Comparison of serum antibiotic levels in acne patients receiving the standard or a modified release formulation of minocycline hydrochloride

Serum levels of minocycline hydrochloride were determined by bioassay in a total of 223 acne patients (123 male, 100 female) receiving either the recommended dose (100 mg/day) or a high dose (200 mg/day) of the standard preparation (101 patients) or a modified release formulation (132 patients). Sera were collected within 6 h of the morning dose 7-10 days after the start of treatment. Mean minocycline serum levels were consistently higher in females than in males, irrespective of dose or formulation. The difference only reached statistical significance (P<0.05, Student's t-test) in the case of the standard preparation at a dose of 50 mg, b.d. Serum levels were increased significantly in both sexes at the higher dosage of each formulation (P<0.01) but there was no significant difference between formulations at either dosage. Variation in serum concentrations was not accounted for by variation in body mass. Serum levels above the modal minimum inhibitory concentration (MIC) of minocycline for fully sensitive strains of Propionibacterium acnes I (0.125 mu g/mL) were recorded in all patients. In contrast, serum levels equal to or greater than the modal MIC of minocycline for resistant propionibacteria (2 mu g/mL) were recorded in only 17.9% of patients on the low dose standard preparation compared with 55.6% on the high dose standard preparation (P<0.001, chi(2)).
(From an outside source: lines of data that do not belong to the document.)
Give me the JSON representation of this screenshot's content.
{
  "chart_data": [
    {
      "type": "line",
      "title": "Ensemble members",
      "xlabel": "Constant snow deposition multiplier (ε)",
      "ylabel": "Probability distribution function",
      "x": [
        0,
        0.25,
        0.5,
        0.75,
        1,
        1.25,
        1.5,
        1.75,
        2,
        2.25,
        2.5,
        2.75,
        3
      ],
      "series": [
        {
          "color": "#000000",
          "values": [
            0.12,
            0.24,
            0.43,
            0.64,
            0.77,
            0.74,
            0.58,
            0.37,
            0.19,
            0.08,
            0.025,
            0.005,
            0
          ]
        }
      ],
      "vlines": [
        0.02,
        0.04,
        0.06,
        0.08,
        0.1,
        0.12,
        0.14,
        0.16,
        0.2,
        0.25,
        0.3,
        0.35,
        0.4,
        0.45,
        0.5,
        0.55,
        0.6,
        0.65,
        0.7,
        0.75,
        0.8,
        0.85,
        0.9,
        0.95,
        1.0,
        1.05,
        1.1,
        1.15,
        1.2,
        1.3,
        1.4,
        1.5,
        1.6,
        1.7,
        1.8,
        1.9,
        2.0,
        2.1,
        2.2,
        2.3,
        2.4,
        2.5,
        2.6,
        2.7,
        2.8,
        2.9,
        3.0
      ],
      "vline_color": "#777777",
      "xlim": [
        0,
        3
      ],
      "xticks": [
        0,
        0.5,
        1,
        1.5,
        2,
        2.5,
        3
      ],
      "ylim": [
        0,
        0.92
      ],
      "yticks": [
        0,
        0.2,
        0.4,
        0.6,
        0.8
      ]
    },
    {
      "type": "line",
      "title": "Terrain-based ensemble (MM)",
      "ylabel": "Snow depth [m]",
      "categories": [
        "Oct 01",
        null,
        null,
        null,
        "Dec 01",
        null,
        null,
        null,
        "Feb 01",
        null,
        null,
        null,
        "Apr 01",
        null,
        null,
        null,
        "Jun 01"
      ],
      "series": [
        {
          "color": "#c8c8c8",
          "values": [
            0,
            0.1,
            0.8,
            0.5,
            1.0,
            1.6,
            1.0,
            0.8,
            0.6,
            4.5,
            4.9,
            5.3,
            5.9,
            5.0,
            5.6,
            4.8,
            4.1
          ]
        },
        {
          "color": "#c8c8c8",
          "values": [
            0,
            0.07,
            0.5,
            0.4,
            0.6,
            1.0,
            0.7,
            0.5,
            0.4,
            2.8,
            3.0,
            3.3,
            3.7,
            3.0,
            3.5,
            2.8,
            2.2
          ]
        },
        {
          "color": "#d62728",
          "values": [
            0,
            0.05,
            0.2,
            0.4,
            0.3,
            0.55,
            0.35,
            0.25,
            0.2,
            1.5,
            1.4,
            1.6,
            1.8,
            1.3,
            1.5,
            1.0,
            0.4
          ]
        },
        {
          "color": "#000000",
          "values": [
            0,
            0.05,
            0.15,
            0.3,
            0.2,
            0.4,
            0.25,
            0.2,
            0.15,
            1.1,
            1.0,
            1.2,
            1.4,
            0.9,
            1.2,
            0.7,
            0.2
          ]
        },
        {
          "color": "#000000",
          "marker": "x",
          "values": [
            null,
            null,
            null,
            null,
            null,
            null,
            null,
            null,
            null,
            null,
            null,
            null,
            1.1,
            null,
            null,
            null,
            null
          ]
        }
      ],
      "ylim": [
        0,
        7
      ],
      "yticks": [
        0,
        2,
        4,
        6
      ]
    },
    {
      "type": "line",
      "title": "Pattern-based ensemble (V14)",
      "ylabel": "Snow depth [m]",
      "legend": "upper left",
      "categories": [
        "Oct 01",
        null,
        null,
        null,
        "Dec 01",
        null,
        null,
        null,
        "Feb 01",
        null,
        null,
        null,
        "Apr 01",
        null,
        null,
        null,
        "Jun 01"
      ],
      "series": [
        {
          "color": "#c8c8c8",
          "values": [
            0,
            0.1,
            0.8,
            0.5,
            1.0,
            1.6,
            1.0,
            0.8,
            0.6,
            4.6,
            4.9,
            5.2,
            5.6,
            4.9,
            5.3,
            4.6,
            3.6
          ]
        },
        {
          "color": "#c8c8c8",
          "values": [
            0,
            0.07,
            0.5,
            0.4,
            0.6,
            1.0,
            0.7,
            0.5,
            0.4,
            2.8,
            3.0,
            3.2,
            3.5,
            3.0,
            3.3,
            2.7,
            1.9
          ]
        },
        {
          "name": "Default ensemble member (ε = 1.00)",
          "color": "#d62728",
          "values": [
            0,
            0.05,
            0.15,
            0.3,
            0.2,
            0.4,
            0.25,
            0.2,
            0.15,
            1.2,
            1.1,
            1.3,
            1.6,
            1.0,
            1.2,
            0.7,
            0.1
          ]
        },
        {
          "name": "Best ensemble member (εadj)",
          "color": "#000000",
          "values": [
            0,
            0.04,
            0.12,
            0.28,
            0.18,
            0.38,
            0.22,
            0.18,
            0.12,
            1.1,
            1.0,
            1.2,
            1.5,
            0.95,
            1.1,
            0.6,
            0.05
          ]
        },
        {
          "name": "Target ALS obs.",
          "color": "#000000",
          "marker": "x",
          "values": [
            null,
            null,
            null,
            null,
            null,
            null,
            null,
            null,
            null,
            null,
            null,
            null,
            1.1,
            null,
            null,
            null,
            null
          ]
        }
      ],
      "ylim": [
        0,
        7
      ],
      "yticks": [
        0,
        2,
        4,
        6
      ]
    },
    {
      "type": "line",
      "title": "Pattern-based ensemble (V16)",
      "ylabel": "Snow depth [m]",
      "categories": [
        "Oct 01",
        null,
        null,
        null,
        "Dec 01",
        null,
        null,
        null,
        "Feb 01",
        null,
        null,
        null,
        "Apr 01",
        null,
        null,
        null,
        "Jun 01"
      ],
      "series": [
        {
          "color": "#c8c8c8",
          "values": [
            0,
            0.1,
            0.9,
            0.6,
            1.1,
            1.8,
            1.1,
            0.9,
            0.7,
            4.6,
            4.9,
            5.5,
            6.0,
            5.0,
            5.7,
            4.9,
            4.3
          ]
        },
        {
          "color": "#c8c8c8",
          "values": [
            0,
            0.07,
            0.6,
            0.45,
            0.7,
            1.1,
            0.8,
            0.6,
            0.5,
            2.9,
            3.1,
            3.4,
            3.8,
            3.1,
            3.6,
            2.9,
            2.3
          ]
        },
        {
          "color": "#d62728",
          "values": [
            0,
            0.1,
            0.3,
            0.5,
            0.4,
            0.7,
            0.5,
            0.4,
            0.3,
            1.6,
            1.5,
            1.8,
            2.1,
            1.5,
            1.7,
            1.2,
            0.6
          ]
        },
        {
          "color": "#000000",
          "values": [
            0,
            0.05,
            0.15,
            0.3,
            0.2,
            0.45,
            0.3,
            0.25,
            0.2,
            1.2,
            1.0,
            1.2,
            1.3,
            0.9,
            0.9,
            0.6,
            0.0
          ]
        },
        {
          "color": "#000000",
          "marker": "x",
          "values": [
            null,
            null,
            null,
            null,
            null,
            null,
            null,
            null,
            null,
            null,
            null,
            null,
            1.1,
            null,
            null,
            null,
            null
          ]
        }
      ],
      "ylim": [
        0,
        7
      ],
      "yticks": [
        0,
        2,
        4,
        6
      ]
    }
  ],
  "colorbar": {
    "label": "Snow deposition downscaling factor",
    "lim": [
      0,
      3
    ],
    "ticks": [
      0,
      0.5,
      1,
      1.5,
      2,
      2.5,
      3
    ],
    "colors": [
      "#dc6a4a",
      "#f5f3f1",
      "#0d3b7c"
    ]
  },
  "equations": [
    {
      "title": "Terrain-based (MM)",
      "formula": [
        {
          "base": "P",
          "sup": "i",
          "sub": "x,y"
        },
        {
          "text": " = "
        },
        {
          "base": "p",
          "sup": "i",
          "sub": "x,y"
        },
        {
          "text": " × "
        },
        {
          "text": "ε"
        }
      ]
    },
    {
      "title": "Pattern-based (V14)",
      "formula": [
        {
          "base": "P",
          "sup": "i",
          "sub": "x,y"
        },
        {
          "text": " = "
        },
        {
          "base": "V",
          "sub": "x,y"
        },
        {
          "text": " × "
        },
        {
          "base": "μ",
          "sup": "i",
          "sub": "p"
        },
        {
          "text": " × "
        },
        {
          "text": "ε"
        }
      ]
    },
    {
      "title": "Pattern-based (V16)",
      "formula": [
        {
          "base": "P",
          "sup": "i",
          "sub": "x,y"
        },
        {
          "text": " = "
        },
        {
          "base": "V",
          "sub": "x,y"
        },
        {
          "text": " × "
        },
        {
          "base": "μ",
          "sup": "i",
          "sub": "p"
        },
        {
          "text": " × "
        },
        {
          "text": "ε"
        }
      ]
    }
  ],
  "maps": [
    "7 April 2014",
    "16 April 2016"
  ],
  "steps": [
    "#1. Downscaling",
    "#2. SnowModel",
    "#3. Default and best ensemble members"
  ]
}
Even in females on the high-dose modified release formulation, 32.2% had serum levels below the modal MIC of minocycline for resistant strains. We conclude that, in terms of achievable serum levels over a short time period, there is no advantage of the modified release formulation over the standard preparation of minocycline. Whichever formulation is used, dose manipulation may be necessary to achieve maximum therapeutic benefit, especially in those individuals who are colonized by propionibacteria with reduced sensitivity to minocycline.